Une fois au fond de l'eau, elle ouvrit les yeux. Il faisait noir, et elle distinguait à peine les énigmes qu'il lui avait laissées. Elle fixa intensément les caractères étranges, comme si cela allait lui dévoiler leur signification. Elle repensa au neuf et au six, et à ce qu'ils indiquaient sur les apparences trompeuses et l'état d'esprit de Nygma, à la fois condescendant et tortueux.

« Miss Waterhouse »

L'eau était un élément clé. Tout à coup elle regarda les symboles différemment, comme si elle avait tourné la tête et les avait vus sous un autre angle. Il suffisait de les couper en leur milieu, comme s'ils se reflétaient sur l'eau ! C'était tout simplement une suite de chiffres !

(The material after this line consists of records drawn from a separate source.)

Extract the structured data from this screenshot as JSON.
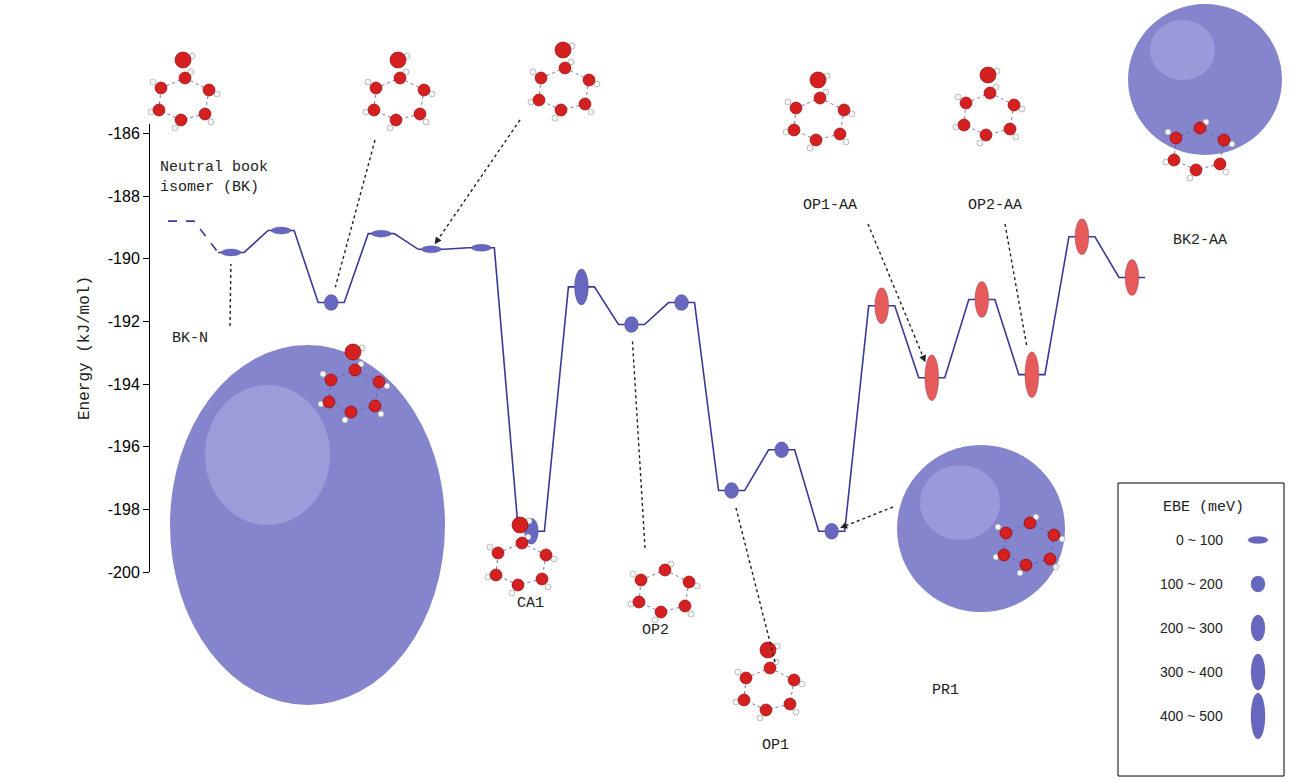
{
  "chart_data": {
    "type": "line",
    "y_label": "Energy (kJ/mol)",
    "ylim": [
      -200,
      -185.7
    ],
    "yticks": [
      -200,
      -198,
      -196,
      -194,
      -192,
      -190,
      -188,
      -186
    ],
    "tick_labels": "y",
    "grid": false,
    "series": [
      {
        "line_style": "dashed",
        "color": "#3a3a96",
        "x": [
          0,
          1
        ],
        "values": [
          -188.8,
          -189.8
        ]
      },
      {
        "line_style": "solid",
        "color": "#3a3a96",
        "x": [
          1,
          2,
          3,
          4,
          5,
          6,
          7,
          8,
          9,
          10,
          11,
          12,
          13,
          14,
          15,
          16,
          17,
          18,
          19
        ],
        "values": [
          -189.8,
          -189.1,
          -191.4,
          -189.2,
          -189.7,
          -189.65,
          -198.7,
          -190.9,
          -192.1,
          -191.4,
          -197.4,
          -196.1,
          -198.7,
          -191.5,
          -193.8,
          -191.3,
          -193.7,
          -189.3,
          -190.6
        ],
        "ebe": [
          50,
          50,
          150,
          50,
          50,
          50,
          250,
          350,
          150,
          150,
          150,
          150,
          150,
          350,
          450,
          350,
          450,
          350,
          350
        ],
        "colors": [
          "#6767bf",
          "#6767bf",
          "#6767bf",
          "#6767bf",
          "#6767bf",
          "#6767bf",
          "#6767bf",
          "#6767bf",
          "#6767bf",
          "#6767bf",
          "#6767bf",
          "#6767bf",
          "#6767bf",
          "#e65a5a",
          "#e65a5a",
          "#e65a5a",
          "#e65a5a",
          "#e65a5a",
          "#e65a5a"
        ]
      }
    ],
    "annotations": [
      {
        "text": "Neutral book isomer (BK)",
        "x": 0
      },
      {
        "text": "BK-N",
        "x": 1
      },
      {
        "text": "CA1",
        "x": 7
      },
      {
        "text": "OP2",
        "x": 9
      },
      {
        "text": "OP1",
        "x": 11
      },
      {
        "text": "PR1",
        "x": 13
      },
      {
        "text": "OP1-AA",
        "x": 15
      },
      {
        "text": "OP2-AA",
        "x": 17
      },
      {
        "text": "BK2-AA",
        "x": 19
      }
    ],
    "ebe_legend": {
      "title": "EBE (meV)",
      "color": "#6767bf",
      "bins": [
        {
          "label": "0 ~ 100",
          "min": 0,
          "max": 100
        },
        {
          "label": "100 ~ 200",
          "min": 100,
          "max": 200
        },
        {
          "label": "200 ~ 300",
          "min": 200,
          "max": 300
        },
        {
          "label": "300 ~ 400",
          "min": 300,
          "max": 400
        },
        {
          "label": "400 ~ 500",
          "min": 400,
          "max": 500
        }
      ]
    }
  }
}
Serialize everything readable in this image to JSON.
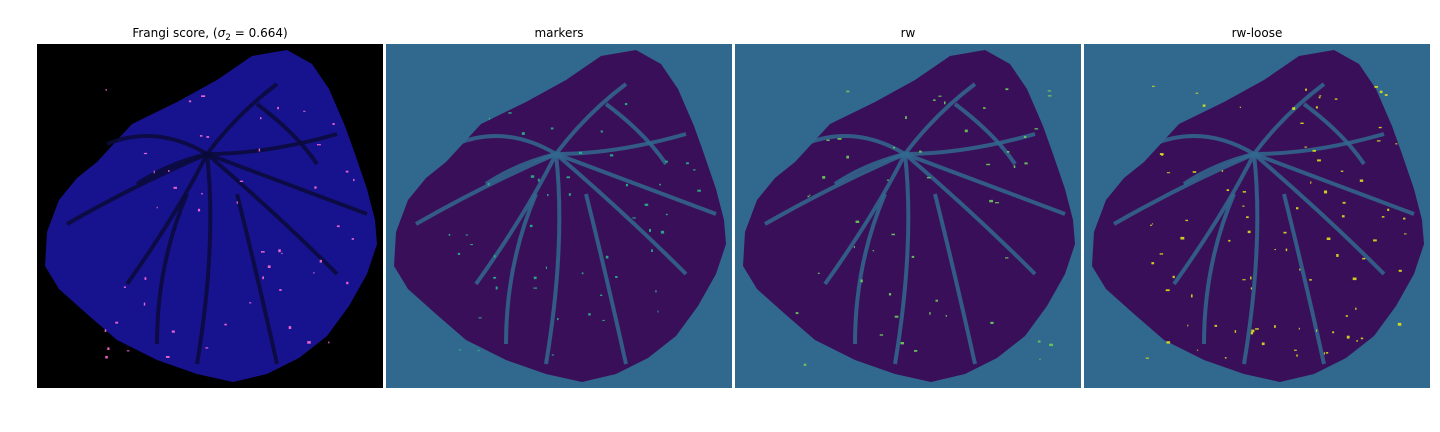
{
  "panels": [
    {
      "title_prefix": "Frangi score, (",
      "title_sigma": "σ",
      "title_sub": "2",
      "title_suffix": " = 0.664)",
      "bg": "#000000",
      "fill": "#17138f",
      "accent": "#ff6ad5"
    },
    {
      "title": "markers",
      "bg": "#31688e",
      "fill": "#3a0f5a",
      "accent": "#2ab58a"
    },
    {
      "title": "rw",
      "bg": "#31688e",
      "fill": "#3a0f5a",
      "accent": "#6ccd5a"
    },
    {
      "title": "rw-loose",
      "bg": "#31688e",
      "fill": "#3a0f5a",
      "accent": "#dde318"
    }
  ]
}
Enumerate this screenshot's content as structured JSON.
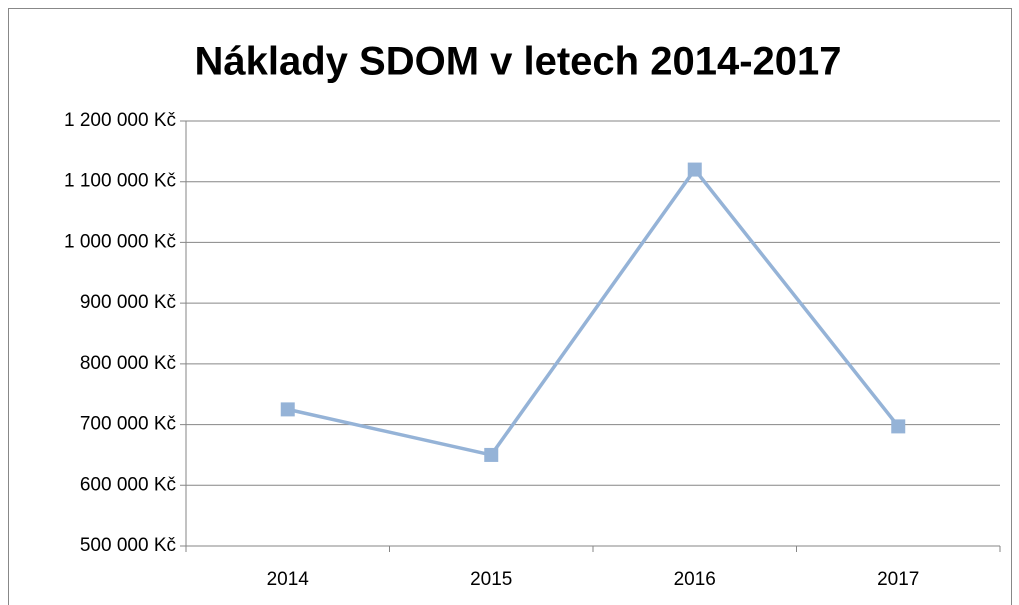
{
  "chart_data": {
    "type": "line",
    "title": "Náklady SDOM v letech 2014-2017",
    "categories": [
      "2014",
      "2015",
      "2016",
      "2017"
    ],
    "values": [
      725000,
      650000,
      1120000,
      697000
    ],
    "color": "#95b3d7",
    "ylim": [
      500000,
      1200000
    ],
    "yticks": [
      {
        "value": 500000,
        "label": "500 000 Kč"
      },
      {
        "value": 600000,
        "label": "600 000 Kč"
      },
      {
        "value": 700000,
        "label": "700 000 Kč"
      },
      {
        "value": 800000,
        "label": "800 000 Kč"
      },
      {
        "value": 900000,
        "label": "900 000 Kč"
      },
      {
        "value": 1000000,
        "label": "1 000 000 Kč"
      },
      {
        "value": 1100000,
        "label": "1 100 000 Kč"
      },
      {
        "value": 1200000,
        "label": "1 200 000 Kč"
      }
    ],
    "grid": true
  }
}
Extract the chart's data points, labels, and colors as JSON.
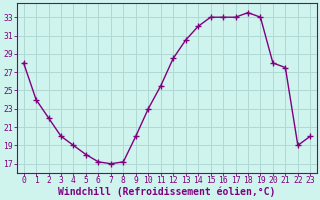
{
  "x": [
    0,
    1,
    2,
    3,
    4,
    5,
    6,
    7,
    8,
    9,
    10,
    11,
    12,
    13,
    14,
    15,
    16,
    17,
    18,
    19,
    20,
    21,
    22,
    23
  ],
  "y": [
    28,
    24,
    22,
    20,
    19,
    18,
    17.2,
    17,
    17.2,
    20,
    23,
    25.5,
    28.5,
    30.5,
    32,
    33,
    33,
    33,
    33.5,
    33,
    28,
    27.5,
    19,
    20
  ],
  "line_color": "#800080",
  "marker": "+",
  "marker_size": 4,
  "marker_linewidth": 1.0,
  "bg_color": "#cff4ee",
  "grid_color": "#b0d8d4",
  "xlabel": "Windchill (Refroidissement éolien,°C)",
  "xlabel_color": "#800080",
  "ylabel_ticks": [
    17,
    19,
    21,
    23,
    25,
    27,
    29,
    31,
    33
  ],
  "xticks": [
    0,
    1,
    2,
    3,
    4,
    5,
    6,
    7,
    8,
    9,
    10,
    11,
    12,
    13,
    14,
    15,
    16,
    17,
    18,
    19,
    20,
    21,
    22,
    23
  ],
  "ylim": [
    16.0,
    34.5
  ],
  "xlim": [
    -0.5,
    23.5
  ],
  "tick_color": "#800080",
  "tick_fontsize": 5.8,
  "xlabel_fontsize": 7.0,
  "spine_color": "#800080",
  "linewidth": 1.0
}
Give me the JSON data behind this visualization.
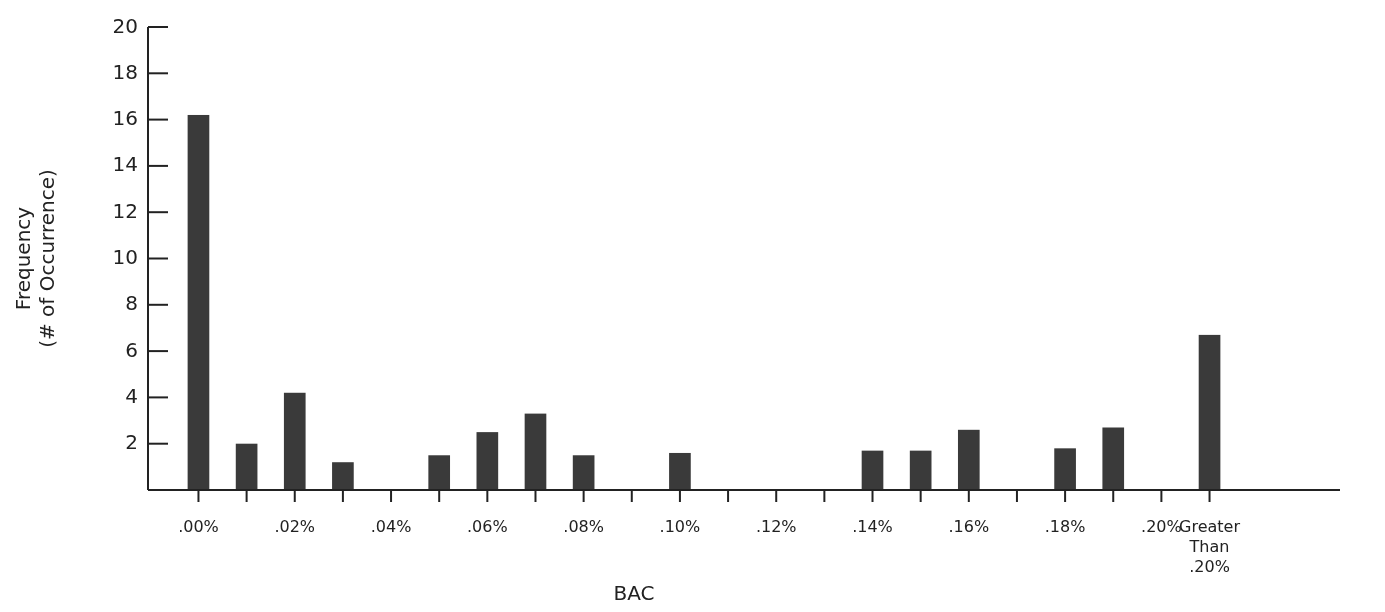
{
  "chart_data": {
    "type": "bar",
    "xlabel": "BAC",
    "ylabel": "Frequency\n(# of Occurrence)",
    "categories": [
      ".00%",
      null,
      ".02%",
      null,
      ".04%",
      null,
      ".06%",
      null,
      ".08%",
      null,
      ".10%",
      null,
      ".12%",
      null,
      ".14%",
      null,
      ".16%",
      null,
      ".18%",
      null,
      ".20%",
      "Greater Than\n.20%"
    ],
    "values": [
      16.2,
      2.0,
      4.2,
      1.2,
      0,
      1.5,
      2.5,
      3.3,
      1.5,
      0,
      1.6,
      0,
      0,
      0,
      1.7,
      1.7,
      2.6,
      0,
      1.8,
      2.7,
      0,
      6.7
    ],
    "color": "#3a3a3a",
    "ylim": [
      0,
      20
    ],
    "yticks": [
      2,
      4,
      6,
      8,
      10,
      12,
      14,
      16,
      18,
      20
    ],
    "grid": false,
    "legend": false
  }
}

Hors d'haleine, elle remonta.

« Quatre ! Quatre... Les symboles... C'est ça, n'est-ce pas ? », demanda-t-elle, mais elle n'avait aucun doute. La question était posée plus par humilité polie que pour obtenir une réponse. « Quand vous disiez... « enfantines »... Ce sont des pièges, c'est ça ? Elles sont tellement simples qu'on ne trouve pas la solution... »

Elle écouta à peine la réponse, son esprit tournant à plein régime pour examiner les autres énigmes à la lumière de ce qu'elle avait découvert.
Les chiffres l'avaient aidée à comprendre l'autre devinette, il devait y avoir quelque chose dans celle-ci qui lui permettrait de saisir la logique de la première. Réfléchir simplement. Un petit détail suffirait à la mettre sur la voie. … Pourquoi des chiffres romains ? Quel était l'intérêt, sinon l'équivalence qu'ils représentaient avec les lettres de l'alphabet ? Elle mit les deux en relation, et …

« S ! »

Elle jeta un regard fier, accompagné d'un grand sourire d'enfant qui vient de trouver la réponse à une question que lui a posée la maîtresse, à Nygma. Sa spontanéité ne dura cependant qu'un moment. Elle avait trop froid, elle était trop fatiguée. Et elle perdait du temps à force de réfléchir. Il ne lui restait plus que cinq minutes.
Elle se pressa de ressortir le stylo, d'écrire « 4 » et « S » à l'envers contre l'autre côté de la bâche, et de plonger pour voir le résultat.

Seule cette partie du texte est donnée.